The Marlin dovetail for the front sight is only about 3/8” from the muzzle. Looking at the photos online, a search was on for a globe sight with a short overhang. I found a globe front sight sold by Buffalo Arms. This was a Shaver sight for a 3/8” dovetail with interchangeable inserts and internal spirit level to prevent canting the rifle which is important for accuracy with the high arc of the 45-70. A couple of mouse clicks and a couple of days later and new toys were waiting for me at the front door. The MVA rear sight is calibrated in .01” increments. With a 33-3/4” sight radius, each increment is 1 Minute of Angle. Horizontal adjustment is calibrated in 2 MOA increments and you’ll need a magnifying glass to see them, but you can adjust to 1 MOA if desired.

Luckily, I did some measuring and fitting before drilling and tapping. It turned out that the rear sight base was for a Winchester, but it was very similar in appearance to the Marlin base. A quick call to MVA and the correct base was on its way. The people at MVA were very helpful and said I could return the base after I received the replacement.

Installing the base was a standard drill and tap job – until I realized that the tang was tapered and could not be clamped into a vice with parallel jaws. After a little head scratching and resisting the temptation to drill and tap by hand since the screw head clearance is only a couple of thousandths, I had a solution. A couple of 123 blocks – called that because they are 1” x 2” x 3”, they have lots of holes and can be used as spacers. The tang angle was so slight that bolts could be put through the 1” thickness of the blocks and tightened without bending the bolts. Two more bolts to clamp the blocks to the milling table, a little alignment and we were back to the job at hand.

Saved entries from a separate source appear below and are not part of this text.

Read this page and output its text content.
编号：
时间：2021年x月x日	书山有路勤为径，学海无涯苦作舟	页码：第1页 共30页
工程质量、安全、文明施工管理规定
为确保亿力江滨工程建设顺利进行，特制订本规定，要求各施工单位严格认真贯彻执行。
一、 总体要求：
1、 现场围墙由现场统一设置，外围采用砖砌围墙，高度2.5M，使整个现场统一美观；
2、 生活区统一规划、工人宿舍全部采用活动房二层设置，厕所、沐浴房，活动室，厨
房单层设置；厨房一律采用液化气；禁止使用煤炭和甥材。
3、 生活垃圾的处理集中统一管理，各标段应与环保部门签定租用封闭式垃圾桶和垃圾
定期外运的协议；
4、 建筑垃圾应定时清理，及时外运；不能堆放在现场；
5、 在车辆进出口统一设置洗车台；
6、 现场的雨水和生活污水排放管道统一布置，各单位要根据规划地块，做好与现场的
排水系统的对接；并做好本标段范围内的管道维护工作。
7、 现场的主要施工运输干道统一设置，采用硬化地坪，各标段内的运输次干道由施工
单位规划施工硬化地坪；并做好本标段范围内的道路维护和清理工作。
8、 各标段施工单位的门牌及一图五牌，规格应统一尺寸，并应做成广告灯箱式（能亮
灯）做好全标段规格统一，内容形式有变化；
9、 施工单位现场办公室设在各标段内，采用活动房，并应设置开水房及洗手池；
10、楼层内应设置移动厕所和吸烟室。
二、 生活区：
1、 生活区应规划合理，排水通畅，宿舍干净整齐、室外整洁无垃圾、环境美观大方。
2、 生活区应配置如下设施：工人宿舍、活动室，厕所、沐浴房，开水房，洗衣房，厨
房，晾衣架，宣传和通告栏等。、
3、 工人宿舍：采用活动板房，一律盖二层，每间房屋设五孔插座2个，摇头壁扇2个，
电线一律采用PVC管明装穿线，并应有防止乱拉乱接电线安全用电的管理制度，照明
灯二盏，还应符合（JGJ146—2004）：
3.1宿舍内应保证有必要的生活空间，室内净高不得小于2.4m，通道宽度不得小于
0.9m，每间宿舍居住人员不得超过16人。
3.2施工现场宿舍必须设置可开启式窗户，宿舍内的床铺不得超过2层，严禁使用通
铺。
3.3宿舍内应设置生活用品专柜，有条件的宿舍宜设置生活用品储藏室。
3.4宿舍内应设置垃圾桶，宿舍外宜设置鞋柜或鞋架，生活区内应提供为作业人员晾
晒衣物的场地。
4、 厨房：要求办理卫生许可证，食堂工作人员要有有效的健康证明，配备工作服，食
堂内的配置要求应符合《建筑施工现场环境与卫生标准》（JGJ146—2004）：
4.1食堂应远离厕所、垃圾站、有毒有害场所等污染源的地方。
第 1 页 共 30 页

Compensating for tang taper

Montana Vintage Arms base and sight installed

The front sight installation went smoothly. Slow removal of metal from the bottom of the sight dovetail with 400 grit silicon carbide paper, cleaning often, and fitting. Once you get close, just a couple of ten thousandths determines whether you have a good fit in the dovetail or a bad one.

Front sight installed

The sight installation was complete two days before the Centerfire Rifle Silhouette match, so the next day I made a quick trip to the range to see how everything would work. I soon found that when shooting from the bench it was difficult to keep enough clearance to the rear sight eye cup to prevent it from hitting my glasses during recoil. The ladder sight is spring loaded so it shouldn’t do any serious damage (don’t shoot this one without glasses – you don’t want that sight cup in your eye!!!) but repeated impacts will not do shooting glasses any good. A leather buttstock pad gave an additional ½” which helped as long as the rifle was pulled very firmly into the shoulder before firing.

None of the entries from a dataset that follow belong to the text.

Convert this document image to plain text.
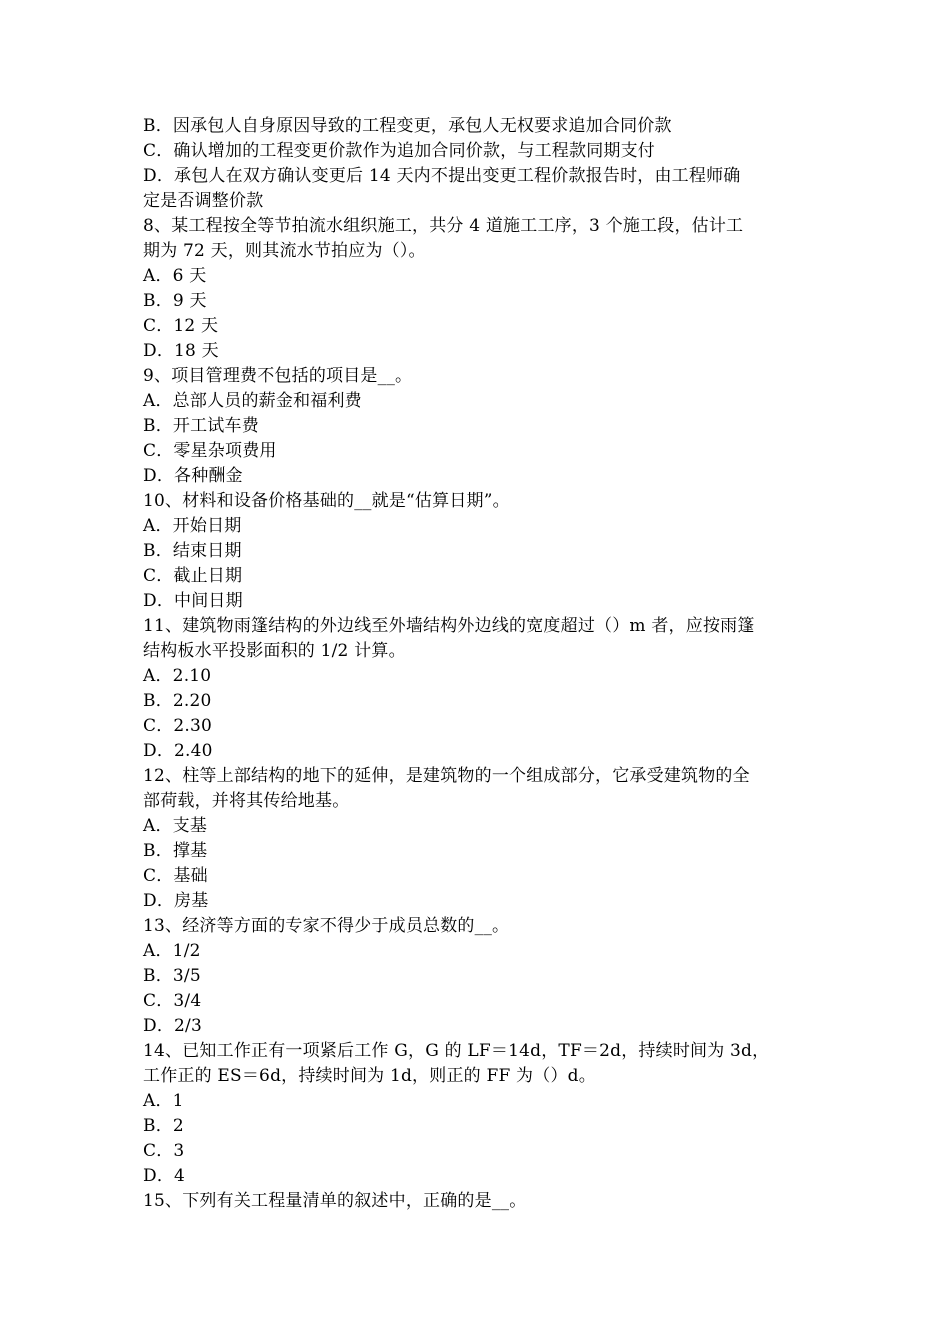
B．因承包人自身原因导致的工程变更，承包人无权要求追加合同价款
C．确认增加的工程变更价款作为追加合同价款，与工程款同期支付
D．承包人在双方确认变更后 14 天内不提出变更工程价款报告时，由工程师确
定是否调整价款
8、某工程按全等节拍流水组织施工，共分 4 道施工工序，3 个施工段，估计工
期为 72 天，则其流水节拍应为（）。
A．6 天
B．9 天
C．12 天
D．18 天
9、项目管理费不包括的项目是__。
A．总部人员的薪金和福利费
B．开工试车费
C．零星杂项费用
D．各种酬金
10、材料和设备价格基础的__就是“估算日期”。
A．开始日期
B．结束日期
C．截止日期
D．中间日期
11、建筑物雨篷结构的外边线至外墙结构外边线的宽度超过（）m 者，应按雨篷
结构板水平投影面积的 1/2 计算。
A．2.10
B．2.20
C．2.30
D．2.40
12、柱等上部结构的地下的延伸，是建筑物的一个组成部分，它承受建筑物的全
部荷载，并将其传给地基。
A．支基
B．撑基
C．基础
D．房基
13、经济等方面的专家不得少于成员总数的__。
A．1/2
B．3/5
C．3/4
D．2/3
14、已知工作正有一项紧后工作 G，G 的 LF＝14d，TF＝2d，持续时间为 3d，
工作正的 ES＝6d，持续时间为 1d，则正的 FF 为（）d。
A．1
B．2
C．3
D．4
15、下列有关工程量清单的叙述中，正确的是__。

Limited sight in time allowed one group at 200 yds
– this 3.25” group from the Bench.

Time was limited but I did get it zeroed at 200 yards, then fired a three shot group. The first two were touching and unfortunately, I repositioned before the third shot, which was the same height as the other two but hit way to the left. Probably mostly shooter error. From my previous experience and the sight picture improvement, I think it will shoot 2” groups at 200 yards. I also found that the rear sight was canted about 1.5 degrees to the right which would have to remain until after the match – I would just have to hold the rear sight vertical rather than center the level in the front sight.

Unfortunately, on the day of the match, just as we started practice, a gust front came along with enough wind to push the 405 grain bullets 6-8 feet at 500 meters, followed by a heavy rain. The match was cancelled. The rear sight has now been shimmed on the right side so it is vertical and ready for another sight in session followed by its first real shooting at 500 meters.

This was such an interesting project, maybe I’ll start looking for another lever gun. These old calibers are continuing to grow on me. Perhaps a Marlin chambered in 44-40.